1. grep -r "NEXT_PUBLIC_" .env - anything sensitive should not be in a NEXT_PUBLIC variable
2. Check every Supabase table for RLS: SELECT tablename, rowsecurity FROM pg_tables WHERE schemaname = 'public'; - if rowsecurity is false on any table holding user data\, you have a problem
3. Search the built JS bundle for obvious secrets: grep -E "(sk_live|pk_live|eyJ|AIza|AKIA)" dist/
4. Review every fetch() call that accepts user-supplied URLs
5. Check CORS headers on your API: curl -H "Origin: https://evil.com" -v https://yourapp.com/api/anything

Tools worth running before launch: Snyk (dependency CVEs), Semgrep (code patterns), and a live scanner like VibeCheck or Vibe App Scanner for config-level issues Snyk won't catch.

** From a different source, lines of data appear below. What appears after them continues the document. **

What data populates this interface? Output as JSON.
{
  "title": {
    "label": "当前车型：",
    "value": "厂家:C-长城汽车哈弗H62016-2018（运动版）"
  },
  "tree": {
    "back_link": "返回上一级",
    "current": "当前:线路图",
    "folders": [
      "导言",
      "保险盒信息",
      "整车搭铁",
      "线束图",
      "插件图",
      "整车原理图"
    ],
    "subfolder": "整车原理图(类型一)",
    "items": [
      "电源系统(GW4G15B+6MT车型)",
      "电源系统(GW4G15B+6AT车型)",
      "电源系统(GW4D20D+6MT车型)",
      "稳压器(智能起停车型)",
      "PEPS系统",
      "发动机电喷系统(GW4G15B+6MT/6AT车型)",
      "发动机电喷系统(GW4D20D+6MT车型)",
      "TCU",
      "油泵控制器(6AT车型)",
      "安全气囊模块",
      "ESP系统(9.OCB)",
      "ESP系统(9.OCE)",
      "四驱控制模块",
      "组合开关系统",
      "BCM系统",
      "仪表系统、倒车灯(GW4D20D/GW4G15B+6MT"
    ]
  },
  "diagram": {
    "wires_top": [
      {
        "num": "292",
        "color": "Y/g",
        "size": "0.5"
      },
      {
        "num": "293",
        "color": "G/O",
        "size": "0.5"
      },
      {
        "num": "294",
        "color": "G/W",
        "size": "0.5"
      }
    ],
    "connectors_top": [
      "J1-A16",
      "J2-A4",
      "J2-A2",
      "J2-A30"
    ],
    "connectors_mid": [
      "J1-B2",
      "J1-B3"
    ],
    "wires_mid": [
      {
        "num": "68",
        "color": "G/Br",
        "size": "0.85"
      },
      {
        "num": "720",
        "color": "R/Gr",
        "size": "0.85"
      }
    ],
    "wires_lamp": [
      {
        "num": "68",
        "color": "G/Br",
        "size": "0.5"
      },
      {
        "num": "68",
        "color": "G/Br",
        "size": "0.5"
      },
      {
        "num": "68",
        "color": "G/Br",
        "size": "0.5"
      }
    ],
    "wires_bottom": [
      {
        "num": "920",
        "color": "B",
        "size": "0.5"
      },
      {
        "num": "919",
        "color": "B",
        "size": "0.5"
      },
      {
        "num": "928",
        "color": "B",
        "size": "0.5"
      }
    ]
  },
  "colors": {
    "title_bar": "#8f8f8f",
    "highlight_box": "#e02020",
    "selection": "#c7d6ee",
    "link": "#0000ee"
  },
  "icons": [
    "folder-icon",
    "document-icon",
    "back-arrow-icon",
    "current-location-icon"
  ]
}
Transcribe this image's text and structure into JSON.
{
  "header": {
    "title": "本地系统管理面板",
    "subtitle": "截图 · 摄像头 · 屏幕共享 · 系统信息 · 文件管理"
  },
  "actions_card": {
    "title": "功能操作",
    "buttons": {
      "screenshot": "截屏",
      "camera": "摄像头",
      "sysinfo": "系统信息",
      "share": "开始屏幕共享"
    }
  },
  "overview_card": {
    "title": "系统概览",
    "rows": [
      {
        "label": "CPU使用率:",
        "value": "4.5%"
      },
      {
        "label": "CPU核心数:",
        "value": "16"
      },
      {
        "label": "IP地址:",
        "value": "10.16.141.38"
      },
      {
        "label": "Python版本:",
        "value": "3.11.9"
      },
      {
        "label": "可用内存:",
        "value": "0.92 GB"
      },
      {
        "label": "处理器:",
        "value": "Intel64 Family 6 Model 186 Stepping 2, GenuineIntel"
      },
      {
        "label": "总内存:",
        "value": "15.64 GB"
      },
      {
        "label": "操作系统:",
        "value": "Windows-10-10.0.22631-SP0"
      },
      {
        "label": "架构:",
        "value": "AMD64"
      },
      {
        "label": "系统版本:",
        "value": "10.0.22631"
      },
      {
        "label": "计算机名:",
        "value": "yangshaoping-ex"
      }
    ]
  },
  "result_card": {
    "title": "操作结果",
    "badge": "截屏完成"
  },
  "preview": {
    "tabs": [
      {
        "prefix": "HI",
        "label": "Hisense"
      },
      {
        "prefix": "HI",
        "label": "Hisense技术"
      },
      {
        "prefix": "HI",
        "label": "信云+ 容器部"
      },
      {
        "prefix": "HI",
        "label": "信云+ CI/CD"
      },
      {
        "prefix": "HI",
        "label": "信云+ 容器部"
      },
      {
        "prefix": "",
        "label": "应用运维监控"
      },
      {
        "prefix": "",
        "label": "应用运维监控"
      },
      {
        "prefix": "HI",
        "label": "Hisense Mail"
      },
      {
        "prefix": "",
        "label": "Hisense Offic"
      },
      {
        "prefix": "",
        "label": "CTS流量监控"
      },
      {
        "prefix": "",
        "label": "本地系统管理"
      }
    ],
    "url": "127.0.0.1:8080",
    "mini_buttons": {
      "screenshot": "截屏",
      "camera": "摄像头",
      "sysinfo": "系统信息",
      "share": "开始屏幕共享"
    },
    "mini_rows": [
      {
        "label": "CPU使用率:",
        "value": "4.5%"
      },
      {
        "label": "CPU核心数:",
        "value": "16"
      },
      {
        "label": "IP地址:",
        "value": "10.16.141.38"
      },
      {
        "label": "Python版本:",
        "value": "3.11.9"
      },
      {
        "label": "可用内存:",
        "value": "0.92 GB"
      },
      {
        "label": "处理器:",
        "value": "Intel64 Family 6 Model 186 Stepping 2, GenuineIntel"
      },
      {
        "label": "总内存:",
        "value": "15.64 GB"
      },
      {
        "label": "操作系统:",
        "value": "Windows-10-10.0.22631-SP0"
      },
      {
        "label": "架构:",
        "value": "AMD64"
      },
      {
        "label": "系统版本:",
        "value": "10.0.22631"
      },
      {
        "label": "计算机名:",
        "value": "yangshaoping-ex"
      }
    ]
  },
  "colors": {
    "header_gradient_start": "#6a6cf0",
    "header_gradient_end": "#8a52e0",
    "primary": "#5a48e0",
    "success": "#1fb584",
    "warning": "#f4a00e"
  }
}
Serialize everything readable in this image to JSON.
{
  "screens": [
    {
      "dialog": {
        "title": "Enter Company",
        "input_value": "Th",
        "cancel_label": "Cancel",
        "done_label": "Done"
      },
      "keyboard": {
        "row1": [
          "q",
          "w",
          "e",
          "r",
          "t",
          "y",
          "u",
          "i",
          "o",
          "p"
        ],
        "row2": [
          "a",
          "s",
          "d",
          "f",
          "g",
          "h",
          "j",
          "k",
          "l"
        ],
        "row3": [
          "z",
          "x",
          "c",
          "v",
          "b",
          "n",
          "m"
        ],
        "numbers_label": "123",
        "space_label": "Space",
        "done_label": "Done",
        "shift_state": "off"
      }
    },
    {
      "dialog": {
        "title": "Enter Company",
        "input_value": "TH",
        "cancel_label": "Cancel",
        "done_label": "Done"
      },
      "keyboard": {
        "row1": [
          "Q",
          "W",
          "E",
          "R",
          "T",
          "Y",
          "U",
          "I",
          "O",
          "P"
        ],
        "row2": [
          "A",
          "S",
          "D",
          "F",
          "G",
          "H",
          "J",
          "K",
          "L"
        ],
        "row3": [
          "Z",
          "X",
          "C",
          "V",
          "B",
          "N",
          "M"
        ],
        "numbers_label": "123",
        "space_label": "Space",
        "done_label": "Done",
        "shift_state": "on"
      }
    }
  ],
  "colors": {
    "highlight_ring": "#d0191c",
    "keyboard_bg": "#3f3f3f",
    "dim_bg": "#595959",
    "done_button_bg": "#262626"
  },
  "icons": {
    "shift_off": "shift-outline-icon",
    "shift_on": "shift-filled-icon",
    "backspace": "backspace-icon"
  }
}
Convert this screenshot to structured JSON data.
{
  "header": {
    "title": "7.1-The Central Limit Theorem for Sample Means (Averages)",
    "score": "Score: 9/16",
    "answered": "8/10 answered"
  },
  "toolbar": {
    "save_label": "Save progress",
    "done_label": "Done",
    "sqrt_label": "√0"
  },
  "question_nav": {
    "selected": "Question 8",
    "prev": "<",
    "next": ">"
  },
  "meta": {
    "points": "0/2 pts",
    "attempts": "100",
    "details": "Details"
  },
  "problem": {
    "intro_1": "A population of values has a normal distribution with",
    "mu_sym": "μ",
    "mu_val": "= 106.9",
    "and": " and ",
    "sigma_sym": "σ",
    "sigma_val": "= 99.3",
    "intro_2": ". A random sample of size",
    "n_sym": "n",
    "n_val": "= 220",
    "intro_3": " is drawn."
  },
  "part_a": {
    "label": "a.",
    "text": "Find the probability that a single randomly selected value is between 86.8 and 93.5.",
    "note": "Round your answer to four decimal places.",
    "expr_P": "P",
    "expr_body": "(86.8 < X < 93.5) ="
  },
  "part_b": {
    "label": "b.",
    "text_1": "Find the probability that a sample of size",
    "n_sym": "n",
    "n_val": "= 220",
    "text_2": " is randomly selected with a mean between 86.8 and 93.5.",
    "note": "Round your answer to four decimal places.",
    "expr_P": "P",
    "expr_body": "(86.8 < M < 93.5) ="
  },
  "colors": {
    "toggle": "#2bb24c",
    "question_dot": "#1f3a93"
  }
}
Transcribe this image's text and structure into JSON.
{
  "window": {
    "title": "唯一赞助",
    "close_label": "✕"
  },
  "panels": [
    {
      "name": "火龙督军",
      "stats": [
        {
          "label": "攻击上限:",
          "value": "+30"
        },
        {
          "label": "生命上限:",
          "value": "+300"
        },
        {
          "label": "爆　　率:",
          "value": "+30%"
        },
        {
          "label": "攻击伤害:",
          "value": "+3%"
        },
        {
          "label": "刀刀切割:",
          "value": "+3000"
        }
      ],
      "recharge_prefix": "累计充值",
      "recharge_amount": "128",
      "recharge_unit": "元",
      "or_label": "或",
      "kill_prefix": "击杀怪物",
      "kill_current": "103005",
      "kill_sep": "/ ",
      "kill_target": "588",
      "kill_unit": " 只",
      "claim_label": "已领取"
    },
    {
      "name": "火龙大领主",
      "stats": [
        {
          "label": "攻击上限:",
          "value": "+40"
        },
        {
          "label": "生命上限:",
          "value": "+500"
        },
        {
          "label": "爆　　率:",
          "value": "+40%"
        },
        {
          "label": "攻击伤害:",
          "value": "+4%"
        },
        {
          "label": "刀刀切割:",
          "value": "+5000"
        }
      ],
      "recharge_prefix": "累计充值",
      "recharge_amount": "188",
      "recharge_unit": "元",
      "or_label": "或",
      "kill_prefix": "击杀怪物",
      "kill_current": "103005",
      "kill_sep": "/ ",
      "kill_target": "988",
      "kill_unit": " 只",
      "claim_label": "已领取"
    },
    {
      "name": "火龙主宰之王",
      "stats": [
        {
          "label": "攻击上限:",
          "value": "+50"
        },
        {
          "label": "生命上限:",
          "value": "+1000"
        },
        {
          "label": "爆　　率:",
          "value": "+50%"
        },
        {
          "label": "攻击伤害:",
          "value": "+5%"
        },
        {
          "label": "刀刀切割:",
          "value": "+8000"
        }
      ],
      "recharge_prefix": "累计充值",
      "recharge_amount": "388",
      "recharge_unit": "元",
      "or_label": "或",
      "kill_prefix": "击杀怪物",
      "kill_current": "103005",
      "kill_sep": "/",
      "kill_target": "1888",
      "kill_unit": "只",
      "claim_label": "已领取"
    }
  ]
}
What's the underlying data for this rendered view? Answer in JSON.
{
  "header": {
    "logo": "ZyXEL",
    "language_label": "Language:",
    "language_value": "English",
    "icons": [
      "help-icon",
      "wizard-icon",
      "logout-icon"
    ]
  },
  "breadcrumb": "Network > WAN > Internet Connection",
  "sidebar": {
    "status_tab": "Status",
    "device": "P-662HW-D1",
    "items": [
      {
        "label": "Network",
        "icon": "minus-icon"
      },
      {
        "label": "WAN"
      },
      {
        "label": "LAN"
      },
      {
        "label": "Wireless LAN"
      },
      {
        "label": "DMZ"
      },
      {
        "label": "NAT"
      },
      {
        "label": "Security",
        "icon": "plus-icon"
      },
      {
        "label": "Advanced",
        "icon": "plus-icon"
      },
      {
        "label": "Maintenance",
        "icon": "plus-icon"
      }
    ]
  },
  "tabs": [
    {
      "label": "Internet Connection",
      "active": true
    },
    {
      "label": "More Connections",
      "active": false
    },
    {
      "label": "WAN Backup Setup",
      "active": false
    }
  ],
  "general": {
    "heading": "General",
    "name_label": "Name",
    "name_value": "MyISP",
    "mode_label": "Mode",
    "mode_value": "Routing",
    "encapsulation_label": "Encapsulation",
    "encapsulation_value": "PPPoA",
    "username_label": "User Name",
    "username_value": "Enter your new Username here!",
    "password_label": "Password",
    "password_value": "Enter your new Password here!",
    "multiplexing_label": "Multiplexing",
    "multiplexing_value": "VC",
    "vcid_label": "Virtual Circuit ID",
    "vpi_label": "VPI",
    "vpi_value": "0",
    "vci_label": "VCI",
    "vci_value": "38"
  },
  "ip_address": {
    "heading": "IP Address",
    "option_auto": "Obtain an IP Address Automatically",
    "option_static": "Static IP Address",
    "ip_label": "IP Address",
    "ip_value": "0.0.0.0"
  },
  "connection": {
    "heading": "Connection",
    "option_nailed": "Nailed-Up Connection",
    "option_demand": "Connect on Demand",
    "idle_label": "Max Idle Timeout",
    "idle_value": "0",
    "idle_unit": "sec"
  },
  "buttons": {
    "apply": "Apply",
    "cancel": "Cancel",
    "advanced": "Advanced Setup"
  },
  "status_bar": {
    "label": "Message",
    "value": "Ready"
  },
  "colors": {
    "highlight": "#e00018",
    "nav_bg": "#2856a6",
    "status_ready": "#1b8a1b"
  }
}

If you're testing vibe-coded apps for a client:

The standard OWASP checklist still applies, but prioritize these based on what AI tools consistently miss:

• Supabase/Firebase RLS policies (the number one finding in AI app audits)
• SSRF via any URL-accepting feature (5/5 AI tools introduced this in controlled testing)
• Client-side auth bypass (check if any auth enforcement is solely in frontend JavaScript)
• Exposed .env files and secrets in built JS (tool: trufflesecurity/trufflehog)
• MCP server configuration if the app integrates AI agents (CVE-2025-54136 MCPoison is worth checking)

The good news is that the vulnerability patterns are predictable enough that a targeted checklist covers most of the critical surface. The bad news is that most traditional SAST tooling was built for human-written code and doesn't know to check for RLS misconfigurations or NEXT_PUBLIC abuse.

The Bottom Line

Vibe coding is not going away. 46% of code on GitHub is already AI-generated. The Dutch IT sector is shipping vibe-coded tools into production right now, including into regulated environments. The security assumptions embedded in that code are wrong in consistent, exploitable ways.

The question isn't whether to use AI coding tools. The question is whether you have a security gate between "AI generated this" and "this is in production handling customer data."

Most organizations don't. That's the opportunity, and the problem.